Year after year, coalitions of healthcare stakeholders – from providers to payers to elected leaders – have worked to shift incentives in healthcare towards delivering value, rather than volume. And while we’ve seen noteworthy progress toward this goal, we remain in desperate need of improvements to health outcomes and costs. It is clear that more significant change is needed – not just the realignment of financial incentives within existing systems focused on managing disease, but an overall shift in approach towards a broader notion of health.

I can understand (and relate to!) how that statement might generate a bit of an eye-roll. You’d be hard-pressed to attend a conference or read a reform-minded article over the past decade and not encounter well-intentioned sentiments like “we need to put patient health at the center”. But we find ourselves in a moment when it is arguably more important than ever to critically evaluate what realizing our shared goal of achieving patient health would look like – and require.

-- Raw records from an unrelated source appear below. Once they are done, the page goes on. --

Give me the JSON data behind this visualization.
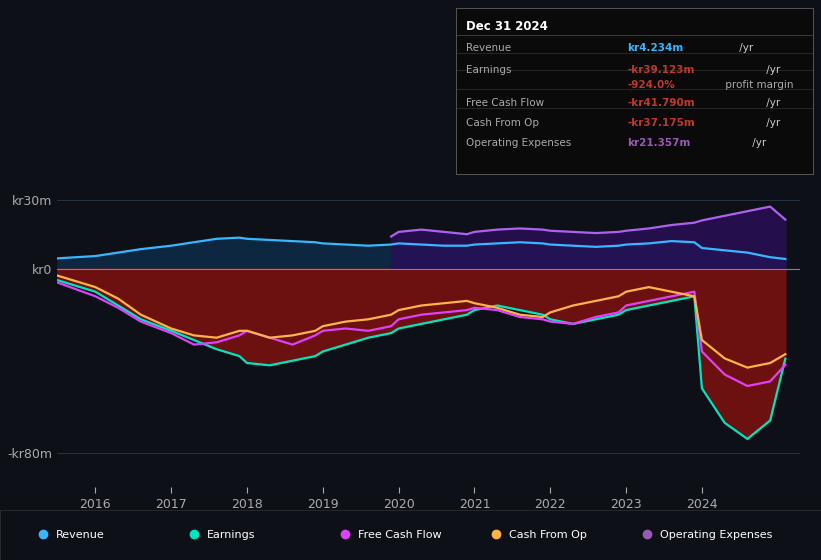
{
  "background_color": "#0d1117",
  "yticks": [
    "kr30m",
    "kr0",
    "-kr80m"
  ],
  "ytick_vals": [
    30,
    0,
    -80
  ],
  "ylim": [
    -95,
    45
  ],
  "xlim": [
    2015.5,
    2025.3
  ],
  "xtick_labels": [
    "2016",
    "2017",
    "2018",
    "2019",
    "2020",
    "2021",
    "2022",
    "2023",
    "2024"
  ],
  "xtick_vals": [
    2016,
    2017,
    2018,
    2019,
    2020,
    2021,
    2022,
    2023,
    2024
  ],
  "legend_items": [
    {
      "label": "Revenue",
      "color": "#38b6ff"
    },
    {
      "label": "Earnings",
      "color": "#00e5c0"
    },
    {
      "label": "Free Cash Flow",
      "color": "#e040fb"
    },
    {
      "label": "Cash From Op",
      "color": "#ffb347"
    },
    {
      "label": "Operating Expenses",
      "color": "#9b59b6"
    }
  ],
  "revenue": {
    "x": [
      2015.5,
      2016,
      2016.3,
      2016.6,
      2017.0,
      2017.3,
      2017.6,
      2017.9,
      2018.0,
      2018.3,
      2018.6,
      2018.9,
      2019.0,
      2019.3,
      2019.6,
      2019.9,
      2020.0,
      2020.3,
      2020.6,
      2020.9,
      2021.0,
      2021.3,
      2021.6,
      2021.9,
      2022.0,
      2022.3,
      2022.6,
      2022.9,
      2023.0,
      2023.3,
      2023.6,
      2023.9,
      2024.0,
      2024.3,
      2024.6,
      2024.9,
      2025.1
    ],
    "y": [
      4.5,
      5.5,
      7,
      8.5,
      10,
      11.5,
      13,
      13.5,
      13,
      12.5,
      12,
      11.5,
      11,
      10.5,
      10,
      10.5,
      11,
      10.5,
      10,
      10,
      10.5,
      11,
      11.5,
      11,
      10.5,
      10,
      9.5,
      10,
      10.5,
      11,
      12,
      11.5,
      9,
      8,
      7,
      5,
      4.234
    ],
    "color": "#38b6ff"
  },
  "op_expenses": {
    "x": [
      2019.9,
      2020.0,
      2020.3,
      2020.6,
      2020.9,
      2021.0,
      2021.3,
      2021.6,
      2021.9,
      2022.0,
      2022.3,
      2022.6,
      2022.9,
      2023.0,
      2023.3,
      2023.6,
      2023.9,
      2024.0,
      2024.3,
      2024.6,
      2024.9,
      2025.1
    ],
    "y": [
      14,
      16,
      17,
      16,
      15,
      16,
      17,
      17.5,
      17,
      16.5,
      16,
      15.5,
      16,
      16.5,
      17.5,
      19,
      20,
      21,
      23,
      25,
      27,
      21.357
    ],
    "color": "#b060f0"
  },
  "earnings": {
    "x": [
      2015.5,
      2016,
      2016.3,
      2016.6,
      2017.0,
      2017.3,
      2017.6,
      2017.9,
      2018.0,
      2018.3,
      2018.6,
      2018.9,
      2019.0,
      2019.3,
      2019.6,
      2019.9,
      2020.0,
      2020.3,
      2020.6,
      2020.9,
      2021.0,
      2021.3,
      2021.6,
      2021.9,
      2022.0,
      2022.3,
      2022.6,
      2022.9,
      2023.0,
      2023.3,
      2023.6,
      2023.9,
      2024.0,
      2024.3,
      2024.6,
      2024.9,
      2025.1
    ],
    "y": [
      -5,
      -10,
      -16,
      -22,
      -27,
      -31,
      -35,
      -38,
      -41,
      -42,
      -40,
      -38,
      -36,
      -33,
      -30,
      -28,
      -26,
      -24,
      -22,
      -20,
      -18,
      -16,
      -18,
      -20,
      -22,
      -24,
      -22,
      -20,
      -18,
      -16,
      -14,
      -12,
      -52,
      -67,
      -74,
      -66,
      -39.123
    ],
    "color": "#00e5c0"
  },
  "free_cash_flow": {
    "x": [
      2015.5,
      2016,
      2016.3,
      2016.6,
      2017.0,
      2017.3,
      2017.6,
      2017.9,
      2018.0,
      2018.3,
      2018.6,
      2018.9,
      2019.0,
      2019.3,
      2019.6,
      2019.9,
      2020.0,
      2020.3,
      2020.6,
      2020.9,
      2021.0,
      2021.3,
      2021.6,
      2021.9,
      2022.0,
      2022.3,
      2022.6,
      2022.9,
      2023.0,
      2023.3,
      2023.6,
      2023.9,
      2024.0,
      2024.3,
      2024.6,
      2024.9,
      2025.1
    ],
    "y": [
      -6,
      -12,
      -17,
      -23,
      -28,
      -33,
      -32,
      -29,
      -27,
      -30,
      -33,
      -29,
      -27,
      -26,
      -27,
      -25,
      -22,
      -20,
      -19,
      -18,
      -17,
      -18,
      -21,
      -22,
      -23,
      -24,
      -21,
      -19,
      -16,
      -14,
      -12,
      -10,
      -36,
      -46,
      -51,
      -49,
      -41.79
    ],
    "color": "#e040fb"
  },
  "cash_from_op": {
    "x": [
      2015.5,
      2016,
      2016.3,
      2016.6,
      2017.0,
      2017.3,
      2017.6,
      2017.9,
      2018.0,
      2018.3,
      2018.6,
      2018.9,
      2019.0,
      2019.3,
      2019.6,
      2019.9,
      2020.0,
      2020.3,
      2020.6,
      2020.9,
      2021.0,
      2021.3,
      2021.6,
      2021.9,
      2022.0,
      2022.3,
      2022.6,
      2022.9,
      2023.0,
      2023.3,
      2023.6,
      2023.9,
      2024.0,
      2024.3,
      2024.6,
      2024.9,
      2025.1
    ],
    "y": [
      -3,
      -8,
      -13,
      -20,
      -26,
      -29,
      -30,
      -27,
      -27,
      -30,
      -29,
      -27,
      -25,
      -23,
      -22,
      -20,
      -18,
      -16,
      -15,
      -14,
      -15,
      -17,
      -20,
      -21,
      -19,
      -16,
      -14,
      -12,
      -10,
      -8,
      -10,
      -12,
      -31,
      -39,
      -43,
      -41,
      -37.175
    ],
    "color": "#ffb347"
  },
  "info_box": {
    "title": "Dec 31 2024",
    "rows": [
      {
        "label": "Revenue",
        "value": "kr4.234m",
        "value_color": "#38b6ff",
        "suffix": " /yr",
        "suffix_color": "#cccccc"
      },
      {
        "label": "Earnings",
        "value": "-kr39.123m",
        "value_color": "#c0392b",
        "suffix": " /yr",
        "suffix_color": "#cccccc"
      },
      {
        "label": "",
        "value": "-924.0%",
        "value_color": "#c0392b",
        "suffix": " profit margin",
        "suffix_color": "#aaaaaa"
      },
      {
        "label": "Free Cash Flow",
        "value": "-kr41.790m",
        "value_color": "#c0392b",
        "suffix": " /yr",
        "suffix_color": "#cccccc"
      },
      {
        "label": "Cash From Op",
        "value": "-kr37.175m",
        "value_color": "#c0392b",
        "suffix": " /yr",
        "suffix_color": "#cccccc"
      },
      {
        "label": "Operating Expenses",
        "value": "kr21.357m",
        "value_color": "#9b59b6",
        "suffix": " /yr",
        "suffix_color": "#cccccc"
      }
    ]
  }
}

This is a moment when the future of American healthcare is up for debate, and much of the discussion is focused on things like the stability of individual insurance markets and the structure of subsidies. To be sure,these are important issues that could impact the health of millions of people. But if the discussion begins and ends there, we run the risk of continuing to tinker around the edges of a ship that may have been aimed ten degrees in the wrong direction in the first place.

That’s why it’s so encouraging to see market forces increasingly driving the healthcare sector toward strategies that focus on patients’ basic resource needs. The shift to addressing the most significant drivers of health is playing out as we speak. And in a few short months, the Centers for Medicare & Medicaid Services (CMS), which accounts for nearly $1 trillion in annual healthcare spending, will have kicked off its Accountable Health Communities (AHC) and Comprehensive Primary Care Plus (CPC+) pilots – a major step in righting the ship.

For the first time, CMS, which has a statutory mandate to pay “only” for healthcare, is funding the integration of patients’ basic resource needs into clinical workflows. A host of AHC pilot organizations will test whether identifying and addressing these core needs will reduce total healthcare costs and utilization. At the same time,an unprecedented initiative to improve American primary care will launch in the form of CPC+. The program will drive thousands of primary care practices to screen for basic needs and maintain resource directories to help address those challenges.

These pilots represent significant opportunities for the sector. Successful demonstration of a reduction in healthcare costs and utilization will compel CMS to integrate patients’ basic resource needs into future payment models. Just as importantly, they serve as a powerful market signal, prompting adoption of similar interventions beyond just the pilots themselves. One can look to Accountable Care Organization (ACO) models as an interesting case study here: as CMS incentivized a more coordinated approach to care delivery, the private sector quickly jumped on the market signal. Private payers and providers soon began crafting their own arrangements, and by the time the initial CMS pilots ended (and despite some mixed results), the market was flooded with hundreds of ACOs.

Federal pilots aren’t the only place we’re seeing momentum on integration of basic resource needs into care delivery. From Hawaii to South Carolina to Massachusetts, a growing list of states are focusing on patients’ basic resource needs as a critical lever to improve population health and reign in government healthcare spending.And as more states move to models in which private managed care or provider-led organizations assume financial risk for Medicaid patient care, we will likely see an uptick in initiatives focused on related basic resource needs. This trend will no doubt continue as states face increasing uncertainty and financial strain surrounding their Medicaid programs.

These developments all reflect a growing awareness that we cannot achieve health – the sector’s primary charge – without addressing the basic resource needs that so critically drive it. But this is nonetheless a fragile moment. We risk derailing the growing momentum if new efforts to address basic resource needs fail to deliver results for patients, providers and payers. It is critical that these programs access and leverage the best practices and tools available in the market – from workflows to technology platforms – to position them for success.

With informed strategies and refined tools, the sector can seize this opportunity to focus on challenges that are so critical to overall health. This is our moment to ‘right the ship’ and deliver the care our patients and communities deserve.

Jeremy Schifberg is a senior advisor at Health Leads, where he works with the organization’s clinical, foundation and industry partners to make addressing patients’ social needs a standard of care system-wide – along with overall CMS strategy. Schifberg previously worked in the healthcare practice at global strategy consulting firm Oliver Wyman, where he helped leading health systems and physician groups develop value-based care transformation strategies and improve clinical model design.